Kuma 1.0: Universal Service Mesh GA
K8s Guru
2 min read

Table of Contents
Introduction
At Kong Summit 2020, Kuma 1.0 became generally available on September 9, 2020. The Envoy-powered mesh delivers consistent policy, routing, and observability across Kubernetes clusters and traditional workloads.
Multi-Zone Federation
- Global control plane coordinates traffic policies while remote zones handle data-plane configuration.
- Supports hybrid setups spanning Kubernetes clusters, VMs, and bare-metal services.
- Failover policies automatically shift traffic between zones when health checks detect issues.
Advanced Traffic Policies
- TrafficRoute adds weighted routing, request mirroring, and retries with circuit breaking built in.
- TrafficPermission simplifies zero-trust rules with service-to-service identity selectors.
- FaultInjection supports latency, abort, and rate-limit scenarios for chaos experiments.
Observability Packs
- Bundled Grafana dashboards and Prometheus alerts give instant visibility into Envoy metrics.
- OpenTracing/OpenTelemetry integrations forward traces to Jaeger, Zipkin, or Datadog.

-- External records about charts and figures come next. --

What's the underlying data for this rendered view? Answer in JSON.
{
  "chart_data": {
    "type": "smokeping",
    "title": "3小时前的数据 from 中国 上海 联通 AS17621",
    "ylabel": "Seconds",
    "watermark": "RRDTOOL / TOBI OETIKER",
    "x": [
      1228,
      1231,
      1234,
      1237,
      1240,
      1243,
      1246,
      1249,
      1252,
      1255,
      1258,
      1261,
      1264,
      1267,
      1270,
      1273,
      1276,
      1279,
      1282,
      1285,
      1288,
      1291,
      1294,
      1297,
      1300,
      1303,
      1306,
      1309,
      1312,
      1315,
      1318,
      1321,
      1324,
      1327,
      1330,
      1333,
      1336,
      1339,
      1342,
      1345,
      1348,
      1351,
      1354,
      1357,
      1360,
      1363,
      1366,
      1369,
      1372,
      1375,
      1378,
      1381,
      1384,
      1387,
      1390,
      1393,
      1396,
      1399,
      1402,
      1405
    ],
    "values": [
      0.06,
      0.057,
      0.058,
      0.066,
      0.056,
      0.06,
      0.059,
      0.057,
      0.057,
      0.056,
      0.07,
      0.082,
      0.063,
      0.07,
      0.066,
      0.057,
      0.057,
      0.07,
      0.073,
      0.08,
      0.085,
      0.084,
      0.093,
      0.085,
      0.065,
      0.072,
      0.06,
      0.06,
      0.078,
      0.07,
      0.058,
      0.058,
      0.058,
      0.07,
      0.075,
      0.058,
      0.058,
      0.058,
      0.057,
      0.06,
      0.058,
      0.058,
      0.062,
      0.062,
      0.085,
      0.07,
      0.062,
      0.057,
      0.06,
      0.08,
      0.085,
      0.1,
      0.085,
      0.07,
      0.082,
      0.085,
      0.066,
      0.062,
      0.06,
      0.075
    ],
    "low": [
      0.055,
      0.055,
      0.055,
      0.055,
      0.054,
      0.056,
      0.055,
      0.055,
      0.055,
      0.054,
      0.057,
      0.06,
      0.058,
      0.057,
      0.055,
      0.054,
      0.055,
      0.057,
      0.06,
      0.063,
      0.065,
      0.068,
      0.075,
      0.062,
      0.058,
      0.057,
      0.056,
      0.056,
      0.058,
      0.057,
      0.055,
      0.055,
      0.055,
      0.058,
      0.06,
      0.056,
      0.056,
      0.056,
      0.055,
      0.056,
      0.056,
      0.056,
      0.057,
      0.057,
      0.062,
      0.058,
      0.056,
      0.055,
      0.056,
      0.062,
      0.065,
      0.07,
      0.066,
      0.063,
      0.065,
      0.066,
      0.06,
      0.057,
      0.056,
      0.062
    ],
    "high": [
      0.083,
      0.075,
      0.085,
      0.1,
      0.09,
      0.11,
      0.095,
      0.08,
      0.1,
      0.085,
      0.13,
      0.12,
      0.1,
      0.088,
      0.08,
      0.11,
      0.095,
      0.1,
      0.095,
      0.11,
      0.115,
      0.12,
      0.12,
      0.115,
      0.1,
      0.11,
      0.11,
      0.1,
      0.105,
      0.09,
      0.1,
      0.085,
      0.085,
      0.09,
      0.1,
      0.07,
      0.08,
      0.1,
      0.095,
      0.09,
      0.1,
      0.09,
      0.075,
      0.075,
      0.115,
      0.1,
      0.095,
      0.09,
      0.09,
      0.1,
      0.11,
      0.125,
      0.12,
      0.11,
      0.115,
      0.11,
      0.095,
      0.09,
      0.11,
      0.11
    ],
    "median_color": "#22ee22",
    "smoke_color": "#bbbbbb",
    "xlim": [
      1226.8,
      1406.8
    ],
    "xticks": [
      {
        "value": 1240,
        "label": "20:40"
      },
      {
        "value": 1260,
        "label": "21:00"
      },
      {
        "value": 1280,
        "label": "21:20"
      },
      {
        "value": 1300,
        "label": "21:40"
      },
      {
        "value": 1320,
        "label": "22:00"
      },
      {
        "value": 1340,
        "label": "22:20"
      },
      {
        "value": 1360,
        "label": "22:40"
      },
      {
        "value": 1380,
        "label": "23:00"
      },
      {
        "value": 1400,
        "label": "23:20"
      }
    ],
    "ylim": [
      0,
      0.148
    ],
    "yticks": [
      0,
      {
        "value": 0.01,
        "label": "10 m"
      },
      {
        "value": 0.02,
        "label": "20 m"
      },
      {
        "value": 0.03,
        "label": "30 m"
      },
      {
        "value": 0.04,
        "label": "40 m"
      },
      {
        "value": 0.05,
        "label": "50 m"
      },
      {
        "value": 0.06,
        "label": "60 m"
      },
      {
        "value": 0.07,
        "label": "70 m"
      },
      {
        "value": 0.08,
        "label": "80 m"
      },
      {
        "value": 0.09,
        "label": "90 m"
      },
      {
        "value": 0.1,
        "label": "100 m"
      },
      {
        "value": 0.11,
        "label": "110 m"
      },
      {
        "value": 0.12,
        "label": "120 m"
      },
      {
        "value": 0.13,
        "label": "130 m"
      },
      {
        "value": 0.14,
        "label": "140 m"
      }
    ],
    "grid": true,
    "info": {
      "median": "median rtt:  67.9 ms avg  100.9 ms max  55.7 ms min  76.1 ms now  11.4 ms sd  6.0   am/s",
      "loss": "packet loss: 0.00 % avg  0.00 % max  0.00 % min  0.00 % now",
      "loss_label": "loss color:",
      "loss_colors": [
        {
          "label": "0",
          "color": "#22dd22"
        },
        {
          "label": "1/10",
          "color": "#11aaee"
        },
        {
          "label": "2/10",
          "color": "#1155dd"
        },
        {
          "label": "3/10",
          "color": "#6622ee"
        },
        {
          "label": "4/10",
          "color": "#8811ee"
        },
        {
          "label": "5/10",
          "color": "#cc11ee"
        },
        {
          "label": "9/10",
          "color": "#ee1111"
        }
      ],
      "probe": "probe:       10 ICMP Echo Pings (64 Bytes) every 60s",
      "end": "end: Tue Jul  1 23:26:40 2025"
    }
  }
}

- Service map visualizations highlight policy hits, mTLS status, and error rates.
Getting Started
kumactl install control-plane | kubectl apply -f -
kubectl apply -f kuma-demo.yaml
Join a universal workload:
kumactl install transparent-proxy
bin/kuma-dp run --cp-address https://global-control-plane:5679 \
--dataplane-file backend-dp.yaml
Summary
| Aspect | Details |
|---|---|
| Release Date | September 9, 2020 |
| Headline Features | Multi-zone federation, advanced routing, observability packs |
| Why it Matters | Makes service mesh adoption realistic for mixed Kubernetes and legacy workloads |
Kuma 1.0 shows that policy, traffic management, and visibility can span every corner of the infrastructure without reinventing architectures.